Long Island Street Racer in Wreck That Killed 5 Teens Gets Prison After New Arrest

Cory Gloe was initially sentenced to six months in jail and five years of probation in the deadly 2014 street race crash

What to Know

  • The sentence comes after Cory Gloe was re-arrested last month after firing a shotgun in his backyard.
  • Gloe initially received a sentence of six months in jail and five years on probation in the May 2014 crash that killed 5 teenagers
  • Families of the victims were outraged by the sentence

A Long Island man initially given a six-month jail sentence and probation for his role in a street racing crash that killed five teenagers was sentenced Tuesday to up to four years in prison for firing off a shotgun in his backyard. 

Cory Gloe, of Farmingdale, was sentenced Tuesday after pleading guilty to reckless endangerment and a weapon charge for blasting a shotgun four times in his Long Island neighborhood last month. 

Nassau County Court Judge Terence Murphy initially gave Gloe the light sentence after he pleaded guilty to manslaughter in the May 2014 street racing crash, but the judge rescinded that ruling and sent the 20-year-old to state prison. 

Gloe initially was deemed a juvenile offender because he was 17 at the time of the crash.
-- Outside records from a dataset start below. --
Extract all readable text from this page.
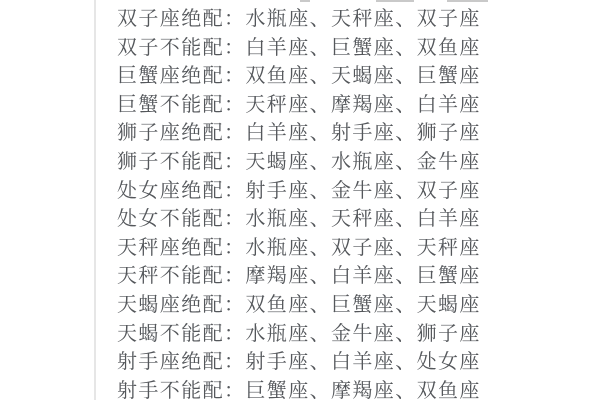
双子座绝配：水瓶座、天秤座、双子座
双子不能配：白羊座、巨蟹座、双鱼座
巨蟹座绝配：双鱼座、天蝎座、巨蟹座
巨蟹不能配：天秤座、摩羯座、白羊座
狮子座绝配：白羊座、射手座、狮子座
狮子不能配：天蝎座、水瓶座、金牛座
处女座绝配：射手座、金牛座、双子座
处女不能配：水瓶座、天秤座、白羊座
天秤座绝配：水瓶座、双子座、天秤座
天秤不能配：摩羯座、白羊座、巨蟹座
天蝎座绝配：双鱼座、巨蟹座、天蝎座
天蝎不能配：水瓶座、金牛座、狮子座
射手座绝配：射手座、白羊座、处女座
射手不能配：巨蟹座、摩羯座、双鱼座
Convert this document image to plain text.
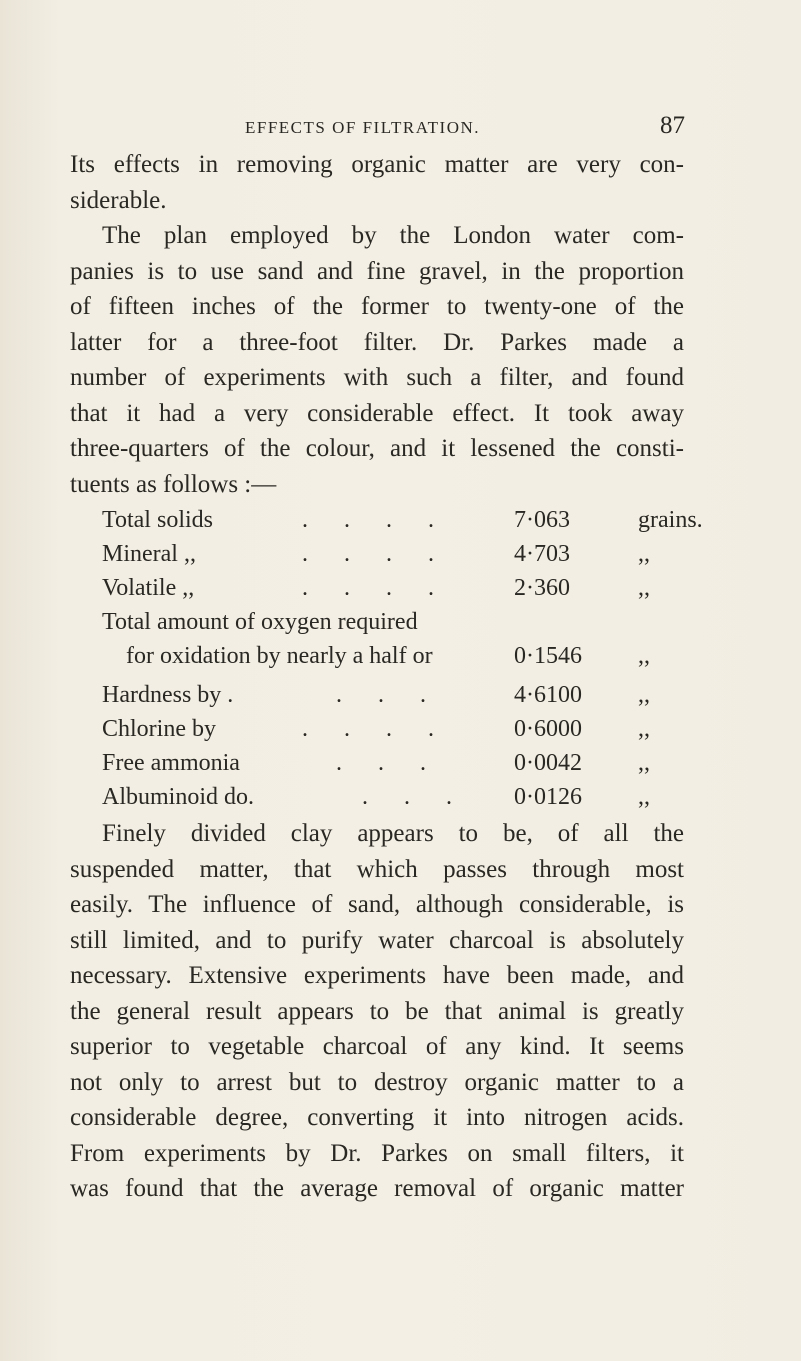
EFFECTS OF FILTRATION.	87

Its effects in removing organic matter are very con-
siderable.

The plan employed by the London water com-
panies is to use sand and fine gravel, in the proportion
of fifteen inches of the former to twenty-one of the
latter for a three-foot filter. Dr. Parkes made a
number of experiments with such a filter, and found
that it had a very considerable effect. It took away
three-quarters of the colour, and it lessened the consti-
tuents as follows :—

Total solids	. . . .	7·063	grains.
Mineral ,,	. . . .	4·703	,,
Volatile ,,	. . . .	2·360	,,
Total amount of oxygen required
for oxidation by nearly a half or	0·1546 ,,
Hardness by .	. . .	4·6100 ,,
Chlorine by	. . . .	0·6000 ,,
Free ammonia	. . .	0·0042 ,,
Albuminoid do.	. . . 0·0126 ,,

Finely divided clay appears to be, of all the
suspended matter, that which passes through most
easily. The influence of sand, although considerable, is
still limited, and to purify water charcoal is absolutely
necessary. Extensive experiments have been made, and
the general result appears to be that animal is greatly
superior to vegetable charcoal of any kind. It seems
not only to arrest but to destroy organic matter to a
considerable degree, converting it into nitrogen acids.
From experiments by Dr. Parkes on small filters, it
was found that the average removal of organic matter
In May, Murphy said that justice would be better served by giving him a chance to turn his life around. 

But on Tuesday, the judge told Gloe he was about to learn the difference between local jail and state prison. 
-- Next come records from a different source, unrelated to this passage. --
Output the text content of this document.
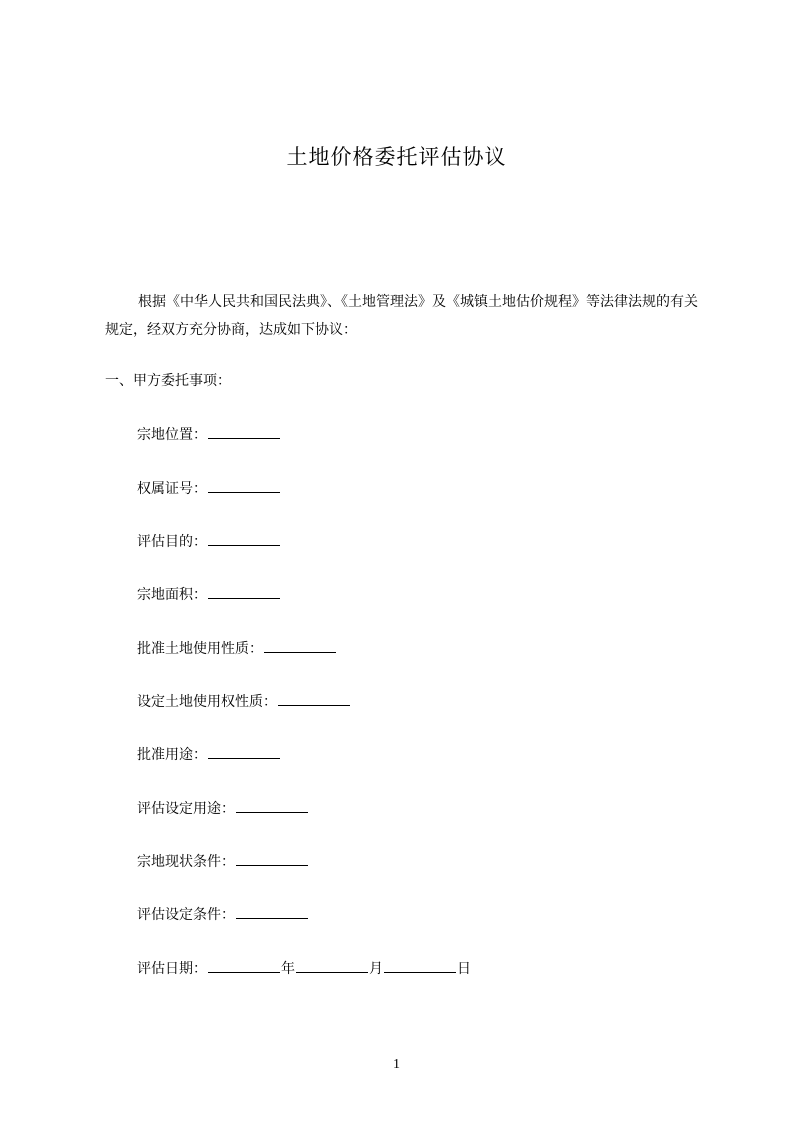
土地价格委托评估协议
根据《中华人民共和国民法典》、《土地管理法》及《城镇土地估价规程》等法律法规的有关规定，经双方充分协商，达成如下协议：
一、甲方委托事项：
宗地位置：
权属证号：
评估目的：
宗地面积：
批准土地使用性质：
设定土地使用权性质：
批准用途：
评估设定用途：
宗地现状条件：
评估设定条件：
评估日期：	年	月	日
1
"I told you the life you lead and the legacy you leave will either respect and memorialize those teenagers or show a cold callous disregard for their lives and memories," Murphy said. "Mr. Gloe, you proved to me who you are." 
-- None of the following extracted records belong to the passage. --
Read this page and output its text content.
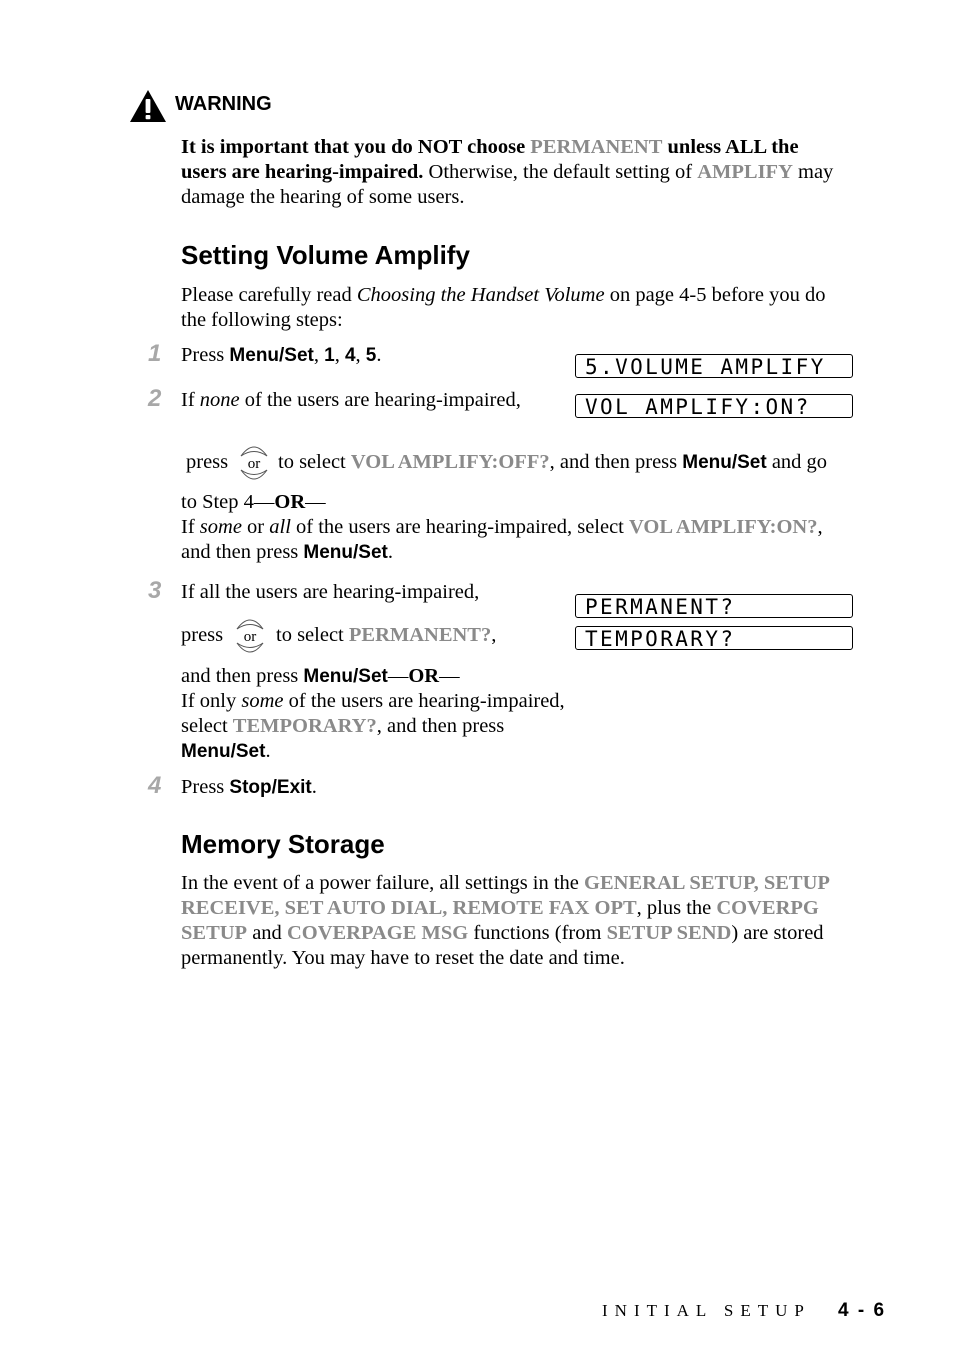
WARNING
It is important that you do NOT choose PERMANENT unless ALL the
users are hearing-impaired. Otherwise, the default setting of AMPLIFY may
damage the hearing of some users.
Setting Volume Amplify
Please carefully read Choosing the Handset Volume on page 4-5 before you do
the following steps:
1 Press Menu/Set, 1, 4, 5.	5.VOLUME AMPLIFY
VOL AMPLIFY:ON?
2 If none of the users are hearing-impaired,
press or to select VOL AMPLIFY:OFF?, and then press Menu/Set and go
to Step 4—OR—
If some or all of the users are hearing-impaired, select VOL AMPLIFY:ON?,
and then press Menu/Set.
3 If all the users are hearing-impaired,
press or to select PERMANENT?,
PERMANENT?
TEMPORARY?
and then press Menu/Set—OR—
If only some of the users are hearing-impaired,
select TEMPORARY?, and then press
Menu/Set.
4 Press Stop/Exit.
Memory Storage
In the event of a power failure, all settings in the GENERAL SETUP, SETUP
RECEIVE, SET AUTO DIAL, REMOTE FAX OPT, plus the COVERPG
SETUP and COVERPAGE MSG functions (from SETUP SEND) are stored
permanently. You may have to reset the date and time.
INITIAL SETUP 4 - 6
Gloe was one of two drivers engaging in a drag race in Farmingdale in May 2014. The driver and four passengers in the other car died when that vehicle crashed into an oncoming SUV. The SUV driver and his passenger were seriously injured. Prosecutors said Gloe goaded the other driver into racing. 

On the day Gloe pleaded guilty, he posted messages using an epithet about the police and claiming "I'll be in and out faster than you can spin a doubt." Then he was arrested days later during a traffic stop in which he was a passenger. Charges that he was in possession of a gravity knife were later dropped after prosecutors said the driver claimed possession of the knife. 

Relatives of some of the victims who died in the car wreck attended Tuesday's court proceeding. 

"I feel like the things we wanted to hear the judge say the first time around, we were able to hear a little bit this time," said Celeste Tziamihas, the sister of 15-year-old Noah Francis. "Our wounds are too deep and they are too open for anything to really satisfy. I pray this was enough for us to be able to close this chapter of our lives."